Eli Lilly and Co. on Thursday announced that it has agreed to acquire Disarm Therapeutics, a private biotechnology company that is developing therapies that could be used to treat multiple sclerosis, glaucoma, Alzheimer’s disease and ALS.
Indianapolis-based Lilly said it would make an upfront payment of $135 million to acquire the 4-year-old Cambridge, Massachusetts-based firm, but it could be responsible for an additional $1.23 billion in payments if Disarm reaches other milestones that help Lilly develop and commercialize new medicines.
Disarm is working to develop disease-modifying therapeutics to prevent axonal degeneration. Axonal degeneration is a common, yet unaddressed, pathology in a broad range of common neurological diseases. It is known to cause severe sensory, motor and cognitive symptoms.

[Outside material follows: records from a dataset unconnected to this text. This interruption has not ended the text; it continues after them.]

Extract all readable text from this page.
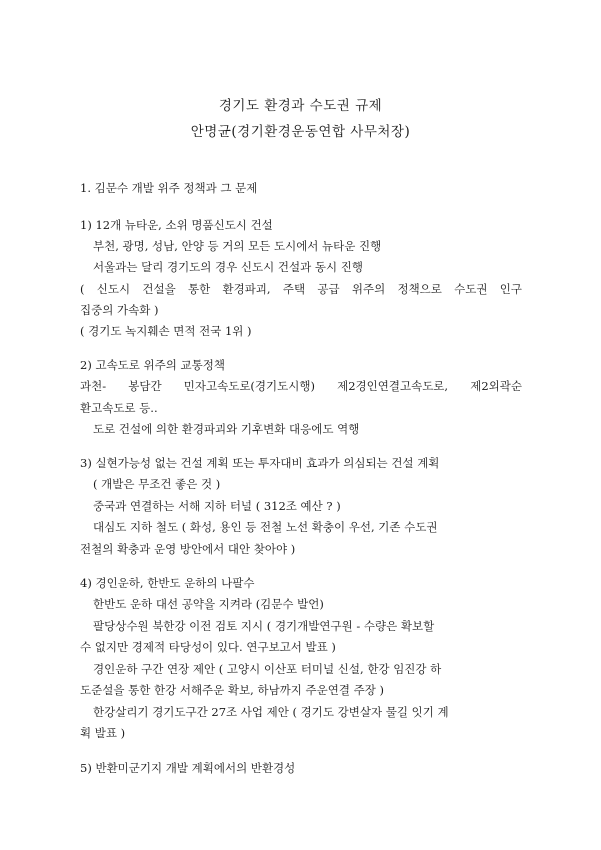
경기도 환경과 수도권 규제
안명균(경기환경운동연합 사무처장)
1. 김문수 개발 위주 정책과 그 문제
1) 12개 뉴타운, 소위 명품신도시 건설
부천, 광명, 성남, 안양 등 거의 모든 도시에서 뉴타운 진행
서울과는 달리 경기도의 경우 신도시 건설과 동시 진행
( 신도시 건설을 통한 환경파괴, 주택 공급 위주의 정책으로 수도권 인구
집중의 가속화 )
( 경기도 녹지훼손 면적 전국 1위 )
2) 고속도로 위주의 교통정책
과천- 봉담간 민자고속도로(경기도시행) 제2경인연결고속도로, 제2외곽순
환고속도로 등..
도로 건설에 의한 환경파괴와 기후변화 대응에도 역행
3) 실현가능성 없는 건설 계획 또는 투자대비 효과가 의심되는 건설 계획
( 개발은 무조건 좋은 것 )
중국과 연결하는 서해 지하 터널 ( 312조 예산 ? )
대심도 지하 철도 ( 화성, 용인 등 전철 노선 확충이 우선, 기존 수도권
전철의 확충과 운영 방안에서 대안 찾아야 )
4) 경인운하, 한반도 운하의 나팔수
한반도 운하 대선 공약을 지켜라 (김문수 발언)
팔당상수원 북한강 이전 검토 지시 ( 경기개발연구원 - 수량은 확보할
수 없지만 경제적 타당성이 있다. 연구보고서 발표 )
경인운하 구간 연장 제안 ( 고양시 이산포 터미널 신설, 한강 임진강 하
도준설을 통한 한강 서해주운 확보, 하남까지 주운연결 주장 )
한강살리기 경기도구간 27조 사업 제안 ( 경기도 강변살자 물길 잇기 계
획 발표 )
5) 반환미군기지 개발 계획에서의 반환경성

“Lilly continues to seek medicines to treat the debilitating pain and loss of function associated with nerve damage,” said Dr. Mark Mintun, vice president of pain and neurodegeneration research at Lilly, in written remarks. “The scientific team at Disarm discovered an important and highly promising approach to combat axonal degeneration. We will move quickly to develop their SARM1 inhibitors into potential medicines for peripheral neuropathy and neurological diseases, such as ALS and multiple sclerosis.”
Disarm was founded by Atlas Venture snd Dr. Jeffrey Milbrandt and Dr. Aaron DiAntonio of Washington University School of Medicine in St Louis. Lightstone Ventures and AbbVie Ventures later joined Atlas to provide additional scientific and financial support.
“Lilly is ideally suited to advance this exciting new approach to treating axonal degeneration, and we look forward to seeing patients benefit from the work that Disarm initiated,” said Disarm CEO Alvin Shih in written comments.
Lilly shares slipped 1.1% on Thursday, to $146.78 each.